Otan x Rússia: Eu não disse?

Assange, do Wikileaks, foi preso e operadoras de cartão de crédito cancelaram doações ao site, supostamente por pressão os EUA (Foto: Valentin Flauraud/arquivo Reuters) Prezada leitora, prezado leitor: Desculpem o […]

Assange, do Wikileaks, foi preso e operadoras de cartão de crédito cancelaram doações ao site, supostamente por pressão os EUA (Foto: Valentin Flauraud/arquivo Reuters)

Prezada leitora, prezado leitor:

Desculpem o título intempestivo acima. Mas é só reler o que neste blog estava escrito em “Spy vs. Spy: mais atual do que nunca” e em “Na ponta dos mísseis”, tempos atrás.

Lá se descreve como a Guerra Fria não tinha acabado, pois a Organização do Tratado do Atlântico Norte (Otan) continuava a querer cercar sua velho inimiga, a Rússia, antigamente União Soviética. O raciocínio tinha algo de simples, mas não simplório: uma organização que levou 50 anos tratando de derrotar um inimigo que foi abalado, mas não destruído, não se desarma assim no mais de seus objetivos.

Pois agora os últimos documentos revelados pelo Wikileaks e tratados na terça-feira pela mídia internacional confirmam: a Otan, reunida em Lisboa, através de seus comandos “secundários”, decidiu prosseguir na tarefa de “proteger a Polônia” e resguardar o Bósforo, mais países do antigo Leste europeu. Leia-se: continuar o cerco do arqui-inimigo, a Rússia. Ainda mais depois que está comprovado que esta vem ganhando de volta sua influência sobre regiões estratégicas, como a Geórgia e a Ucrânia.
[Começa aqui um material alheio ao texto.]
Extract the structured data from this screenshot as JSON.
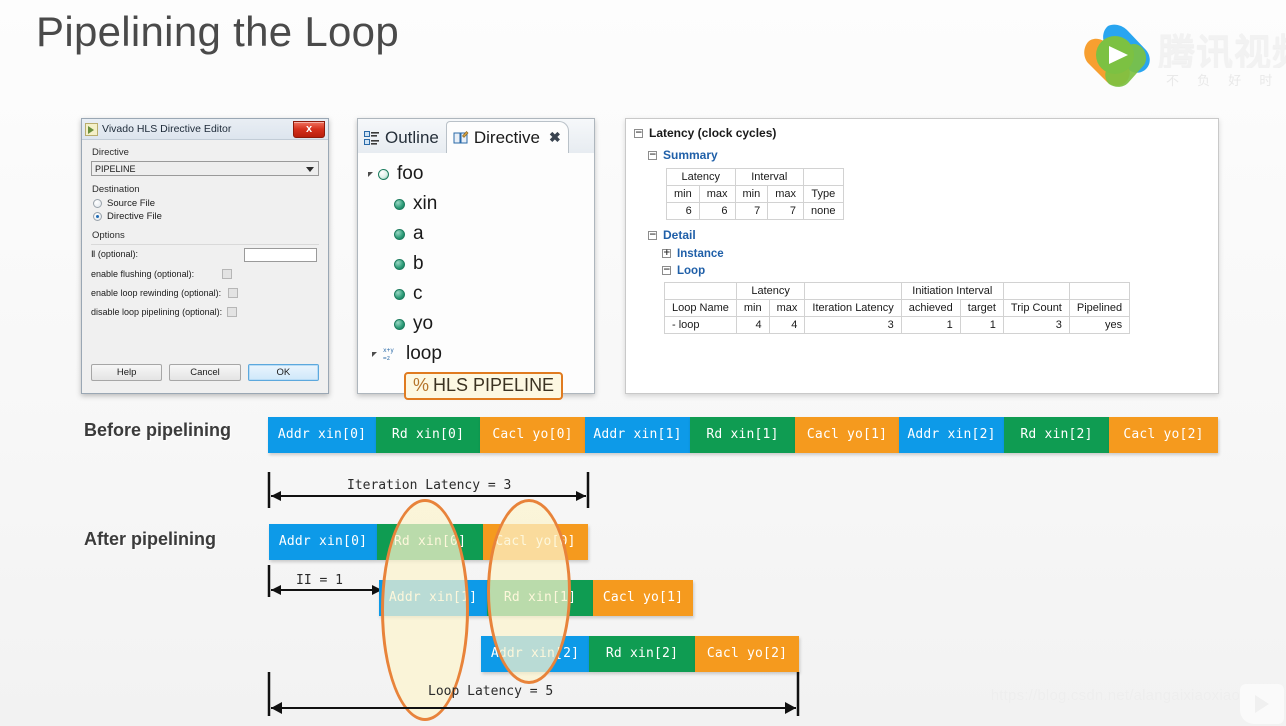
{
  "slide": {
    "title": "Pipelining the Loop",
    "watermark": "https://blog.csdn.net/alangaixiaoxiao"
  },
  "logo": {
    "brand_cn": "腾讯视频",
    "tagline_cn": "不 负 好 时 光",
    "accent_green": "#7cc142",
    "accent_blue": "#29a5f0",
    "accent_orange": "#f79a25"
  },
  "directive_dialog": {
    "title": "Vivado HLS Directive Editor",
    "close_label": "x",
    "directive_label": "Directive",
    "directive_value": "PIPELINE",
    "destination_label": "Destination",
    "destination_options": [
      {
        "label": "Source File",
        "selected": false
      },
      {
        "label": "Directive File",
        "selected": true
      }
    ],
    "options_label": "Options",
    "ii_label": "Ⅱ (optional):",
    "ii_value": "",
    "checkboxes": [
      {
        "label": "enable flushing (optional):",
        "checked": false
      },
      {
        "label": "enable loop rewinding (optional):",
        "checked": false
      },
      {
        "label": "disable loop pipelining (optional):",
        "checked": false
      }
    ],
    "buttons": {
      "help": "Help",
      "cancel": "Cancel",
      "ok": "OK"
    }
  },
  "outline_view": {
    "tabs": [
      {
        "label": "Outline",
        "icon": "outline-icon",
        "active": false
      },
      {
        "label": "Directive",
        "icon": "directive-icon",
        "active": true
      }
    ],
    "close_label": "✖",
    "tree": [
      {
        "label": "foo",
        "kind": "function",
        "depth": 0,
        "twisty": true
      },
      {
        "label": "xin",
        "kind": "variable",
        "depth": 1,
        "twisty": false
      },
      {
        "label": "a",
        "kind": "variable",
        "depth": 1,
        "twisty": false
      },
      {
        "label": "b",
        "kind": "variable",
        "depth": 1,
        "twisty": false
      },
      {
        "label": "c",
        "kind": "variable",
        "depth": 1,
        "twisty": false
      },
      {
        "label": "yo",
        "kind": "variable",
        "depth": 1,
        "twisty": false
      },
      {
        "label": "loop",
        "kind": "loop",
        "depth": 0,
        "twisty": true
      }
    ],
    "directive_badge": {
      "prefix": "%",
      "text": "HLS PIPELINE",
      "border_color": "#e07b20"
    }
  },
  "latency_report": {
    "heading": "Latency (clock cycles)",
    "summary_heading": "Summary",
    "summary": {
      "group_headers": [
        "Latency",
        "Interval",
        ""
      ],
      "col_headers": [
        "min",
        "max",
        "min",
        "max",
        "Type"
      ],
      "row": [
        "6",
        "6",
        "7",
        "7",
        "none"
      ]
    },
    "detail_heading": "Detail",
    "instance_heading": "Instance",
    "loop_heading": "Loop",
    "loop_table": {
      "group_headers": [
        "",
        "Latency",
        "",
        "Initiation Interval",
        "",
        ""
      ],
      "col_headers": [
        "Loop Name",
        "min",
        "max",
        "Iteration Latency",
        "achieved",
        "target",
        "Trip Count",
        "Pipelined"
      ],
      "rows": [
        [
          "- loop",
          "4",
          "4",
          "3",
          "1",
          "1",
          "3",
          "yes"
        ]
      ]
    }
  },
  "timelines": {
    "before_label": "Before pipelining",
    "after_label": "After pipelining",
    "colors": {
      "addr": "#0d9ae8",
      "read": "#0f9c52",
      "calc": "#f59a1e"
    },
    "before_blocks": [
      {
        "text": "Addr xin[0]",
        "type": "addr"
      },
      {
        "text": "Rd xin[0]",
        "type": "read"
      },
      {
        "text": "Cacl yo[0]",
        "type": "calc"
      },
      {
        "text": "Addr xin[1]",
        "type": "addr"
      },
      {
        "text": "Rd xin[1]",
        "type": "read"
      },
      {
        "text": "Cacl yo[1]",
        "type": "calc"
      },
      {
        "text": "Addr xin[2]",
        "type": "addr"
      },
      {
        "text": "Rd xin[2]",
        "type": "read"
      },
      {
        "text": "Cacl yo[2]",
        "type": "calc"
      }
    ],
    "after_rows": [
      [
        {
          "text": "Addr xin[0]",
          "type": "addr"
        },
        {
          "text": "Rd xin[0]",
          "type": "read"
        },
        {
          "text": "Cacl yo[0]",
          "type": "calc"
        }
      ],
      [
        {
          "text": "Addr xin[1]",
          "type": "addr"
        },
        {
          "text": "Rd xin[1]",
          "type": "read"
        },
        {
          "text": "Cacl yo[1]",
          "type": "calc"
        }
      ],
      [
        {
          "text": "Addr xin[2]",
          "type": "addr"
        },
        {
          "text": "Rd xin[2]",
          "type": "read"
        },
        {
          "text": "Cacl yo[2]",
          "type": "calc"
        }
      ]
    ],
    "annotations": {
      "iteration_latency": "Iteration Latency = 3",
      "ii": "II = 1",
      "loop_latency": "Loop Latency = 5"
    }
  }
}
Lê-se também que a notícia causou certo espanto em Moscou. Não tenho elementos para dizer se isso é verdade ou retórica para a publicidade. Ou então uma manifestação de apoio ao presidente Obama (que está precisando de apoios) e sua política de distensão com a Rússia. É possível que seja tudo isso, mais uma lapada de quebra na diplomacia norte-americana que tachou o governo russo de “máfia” nos relatórios revelados pelo Wikileaks.

O fato é que ao mesmo tempo em que vai ficando claro mais e mais o alcance do poderio norte-americano, mais e mais vão sendo reduzidas a credibilidade da sua diplomacia e a sua profissionalidade, a menos que por isso se entenda a capacidade de desprezar e desprestigiar aliados. Também fica claro que a política externa dos EUA é cada vez mais recheada de tensões internas, e que o poderoso hegemon de hoje é uma frente de arestas por dentro.
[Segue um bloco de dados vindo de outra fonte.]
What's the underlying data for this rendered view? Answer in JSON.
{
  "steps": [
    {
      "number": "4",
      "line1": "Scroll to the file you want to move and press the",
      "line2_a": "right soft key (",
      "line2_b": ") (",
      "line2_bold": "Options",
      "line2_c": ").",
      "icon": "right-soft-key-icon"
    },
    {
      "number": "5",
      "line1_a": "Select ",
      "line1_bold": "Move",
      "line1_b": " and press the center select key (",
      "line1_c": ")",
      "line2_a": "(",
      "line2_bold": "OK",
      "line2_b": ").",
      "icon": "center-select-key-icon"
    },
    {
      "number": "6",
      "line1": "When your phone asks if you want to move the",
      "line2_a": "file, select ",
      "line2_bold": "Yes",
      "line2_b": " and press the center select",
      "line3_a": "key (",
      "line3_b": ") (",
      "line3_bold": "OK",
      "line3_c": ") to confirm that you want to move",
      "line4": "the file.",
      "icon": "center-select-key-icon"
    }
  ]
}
Enquanto isso continua a caçada ao Wikileaks e seu porta-voz ou líder, Julian Assange. Ele já está detido, mas aos olhos dos furiosos caçadores, entre os quais se destaca o senador Joseph Lieberman, uma espécie de novo McCarthy que se autoproclama “independente”, é necessário tornar o caso “exemplar”. Não bastará calar o site ou encarcerar Assange: vai ser necessário, a esse olhar, destrui-los. Conseguirão? É difícil dizer. Sim, as contas estão bloqueadas, o site está sob permanente ataque de hackers, seus amigos vão entrar nas “listas negras”, etc.

Em tudo isso o que também chama a atenção é ver como se espraia a subserviência ao poder norte-americano. A Amazon se comporta como uma agência do governo norte-americano (ou melhor do senador Lieberman), Visa e Mastercard cortam a possibilidade de fazer doações ao Wikileaks através de seus cartões, enquanto (denúncia do The Guardian) a possibilidade de que se as façam a grupos racistas protegidos pela Ku-Klux-Kan, o judiciário e a polícia sueca se aprestam a mandar capturar quem antes tinham julgado capaz de ficar em liberdade etc.

Pelo menos as cores estão ficando distintas. Você sabe onde está pisando. Ou quem está pisando em você e na sua liberdade de expressão – quem sabe até de pensamento.